= Gorgobina =

Ancient oppidum of the Boii in central Gaul

Gorgobina, also Gortona, was an oppidum of the Boii in central Gaul. It is known only from Caesar's account of the Gallic War, as the stronghold of the Boii whom the Aedui had received in 58 BC and settled on the edge of their territory. In 52 BC it was besieged by Vercingetorix, an event that drew Caesar into the campaign in Biturigan territory. Its site has not been securely identified, but is generally placed at Sancerre or the neighbouring Saint-Satur (Cher). However, no remains of the period have been found at those places.

== Name ==
Gorgobina is named only by Caesar, who calls it the oppidum of the Boii. The manuscripts of Caesar transmit the name in two forms, Gorgobina in one branch of the tradition and Gortona in the other. Jacques Soyer argued in 1904 that the primitive name of Sancerre was Gortona or Cortona, recovering a series of medieval forms such as Gorthonas and Cortono castro from documents of the early Middle Ages. The modern name Sancerre derives separately from that of a martyr, Saturus, through Castrum Sancti Satyri.

== History ==
Gorgobina was the oppidum of the Boii, a Celtic people whom the Aedui received in 58 BC, after the failed migration of the Helvetii, and settled on the periphery of their own territory near the frontier with the Bituriges. Caesar calls it the oppidum of the Boii but never their capital, and it is not known whether they held any other stronghold.

At the beginning of 52 BC, during the revolt of Vercingetorix, Gorgobina was besieged by the Gauls, who hoped to force Caesar to come to the relief of his Boian dependants and so to expose himself. Caesar marched to its aid, taking Cenabum of the Carnutes and Noviodunum of the Bituriges on the way, and Vercingetorix raised the siege at the news of his approach.

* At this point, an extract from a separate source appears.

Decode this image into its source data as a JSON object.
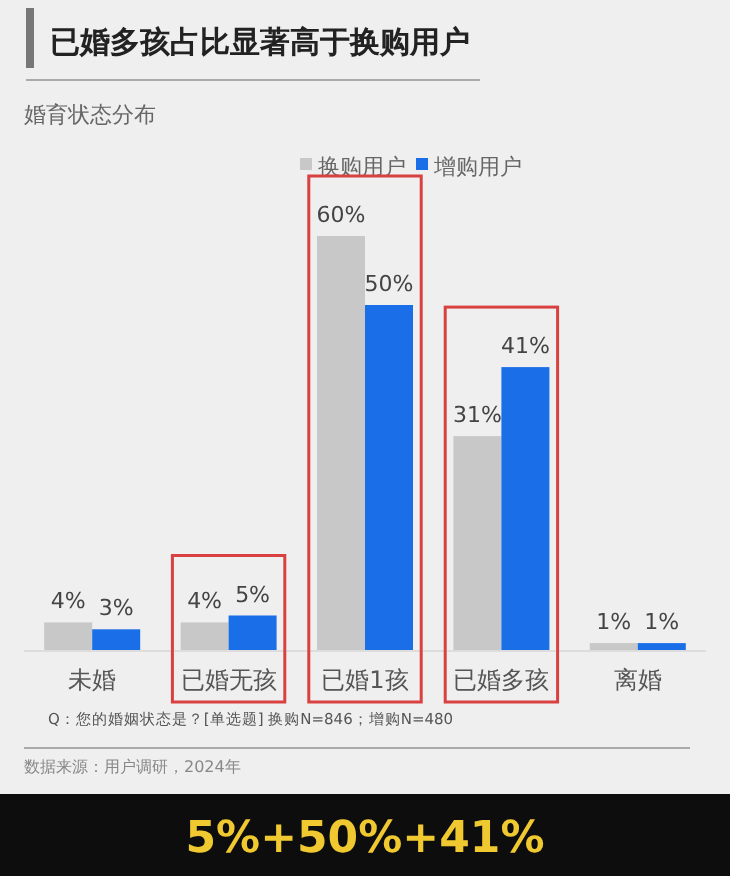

The episode drew Caesar into the campaign in Biturigan territory that culminated in the siege of Avaricum.

== Identification ==
Caesar gives no geographical detail for Gorgobina, and its location has been disputed since the 19th century. The one point that follows from the text is that it lay in Aeduan territory, since Caesar has Vercingetorix leave the land of the Bituriges in order to march on it. In 1866 Napoleon III placed it at Sainte-Parize-le-Châtel, near the confluence of the Loire and the Allier, a view later taken up by Thomas Rice Holmes. In a paper of 1904 Jacques Soyer argued instead for Sancerre on philological grounds, reviving a suggestion made by Martial-Alphonse Chazaud in 1861, and in 1960 Émile Thévenot supported the same identification by calculating the marching distances in Caesar's narrative. This displaced an earlier candidate at La Guerche, favoured by Camille Jullian, and Sancerre, or more precisely the riverside commune of Saint-Satur, has since gained a measure of consensus.

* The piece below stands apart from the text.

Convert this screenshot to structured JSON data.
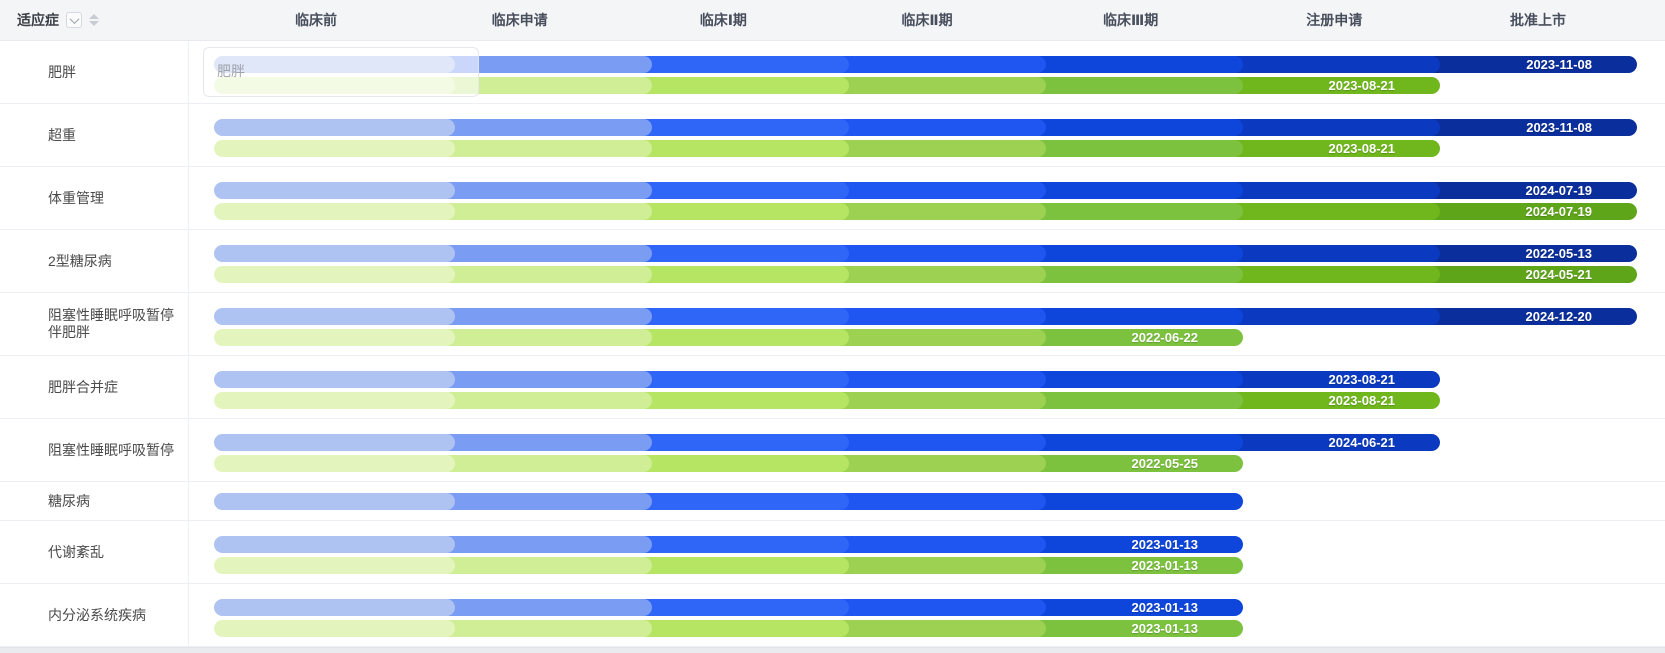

The identification is not regarded as proven. Venceslas Kruta holds that no decisive argument supports it and lists both La Guerche-sur-l'Aubois and Château-Gordon near Sancerre as possible sites. Pierre Nouvel has observed that the Boii, and so their oppidum, might be placed anywhere within or at the margin of Aeduan territory.

== Archaeology ==
No remains of the La Tène period have been recognised either on the promontory of Sancerre, which rises some 168 m above the Loire, or at Saint-Satur, and the identification rests on textual and toponymic argument alone. A Gallo-Roman agglomeration is known at the Saint-Thibault quarter of Saint-Satur, on the bank of the Loire, occupied between the 1st and 4th centuries AD, but the excavations of the 1960s and 1970s did not reach the levels that would belong to the time of the Gallic War, and only a few residual coins point to occupation in the late Iron Age. Sophie Krausz suggests that any Boian settlement is more likely to lie in the plain by the river at Saint-Satur than on the hill of Sancerre, and that, being a Boian rather than a Gallic foundation, it may not have taken the usual walled form of a Gallic oppidum, a poverty that Caesar himself remarked upon.